Les vieux mobiles veulent refaire leur vie

Symboles d’un gâchis à l’échelle planétaire, les smartphones sont les appareils électroniques les moins recyclés, malgré les efforts des pouvoirs publics. Des initiatives émergent.
(Illustration Sarah Bouillaud. Hans Lucas)
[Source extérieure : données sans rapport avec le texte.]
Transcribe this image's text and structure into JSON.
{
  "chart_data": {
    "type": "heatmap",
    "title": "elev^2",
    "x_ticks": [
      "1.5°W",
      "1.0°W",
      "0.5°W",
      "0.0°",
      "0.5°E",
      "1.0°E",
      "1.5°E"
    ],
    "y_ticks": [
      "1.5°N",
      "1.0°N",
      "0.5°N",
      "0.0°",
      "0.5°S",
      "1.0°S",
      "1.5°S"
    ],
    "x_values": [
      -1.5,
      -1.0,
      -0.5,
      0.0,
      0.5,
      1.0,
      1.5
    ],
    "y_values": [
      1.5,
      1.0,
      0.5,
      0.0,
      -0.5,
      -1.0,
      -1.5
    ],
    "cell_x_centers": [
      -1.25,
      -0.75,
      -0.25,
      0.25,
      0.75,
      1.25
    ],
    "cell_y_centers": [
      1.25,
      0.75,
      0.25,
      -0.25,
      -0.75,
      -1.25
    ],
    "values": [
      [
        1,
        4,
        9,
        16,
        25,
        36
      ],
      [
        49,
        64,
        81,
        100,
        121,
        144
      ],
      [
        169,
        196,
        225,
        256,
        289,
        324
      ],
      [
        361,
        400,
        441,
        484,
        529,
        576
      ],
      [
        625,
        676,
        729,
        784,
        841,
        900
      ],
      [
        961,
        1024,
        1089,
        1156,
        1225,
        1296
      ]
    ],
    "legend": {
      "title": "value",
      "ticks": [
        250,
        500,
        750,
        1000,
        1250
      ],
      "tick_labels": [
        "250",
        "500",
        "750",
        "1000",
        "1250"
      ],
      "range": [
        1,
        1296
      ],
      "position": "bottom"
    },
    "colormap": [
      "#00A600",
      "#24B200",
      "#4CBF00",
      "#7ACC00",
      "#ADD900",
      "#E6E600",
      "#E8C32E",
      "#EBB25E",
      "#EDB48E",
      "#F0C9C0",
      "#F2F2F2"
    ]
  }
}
publié le 30 mai 2017 à 17h06
(mis à jour le 31 mai 2017 à 10h09)

Si, d'aventure, vous avez chez vous un vieux smartphone qui prend la poussière, c'est que vous faites partie des 86 % de Français incapables de se débarrasser de leur précieux téléphone mobile… D'après une étude Opinion Way d'avril, seuls 14 % des possesseurs de portable l'ont apporté à un point de collecte pour qu'il soit recyclé. Conséquence : selon un rapport du Sénat publié fin 2016, 100 millions de téléphones dorment dans les tiroirs des Français. Pourtant, 67 % des personnes interrogées par Opinion Way ont conscience qu'il s'agit d'un produit polluant et 76 % qu'il a fallu consommer beaucoup de ressources naturelles pour le fabriquer. Comment alors expliquer cet écart ? Guillaume Duparay est directeur de la collecte chez Eco-systèmes, l'organisme à but non lucratif agréé par les pouvoirs publics pour la collecte et le recyclage des déchets d'équipements électriques et électroniques (DEEE). Pour ce spécialiste, «il existe un attachement très profond à son portable, c'est un peu un "doudou". Les gens le gardent pour des raisons diverses : comme appareil de secours, à cause de sa valeur sentimentale, ou parce qu'il a coûté cher à l'achat».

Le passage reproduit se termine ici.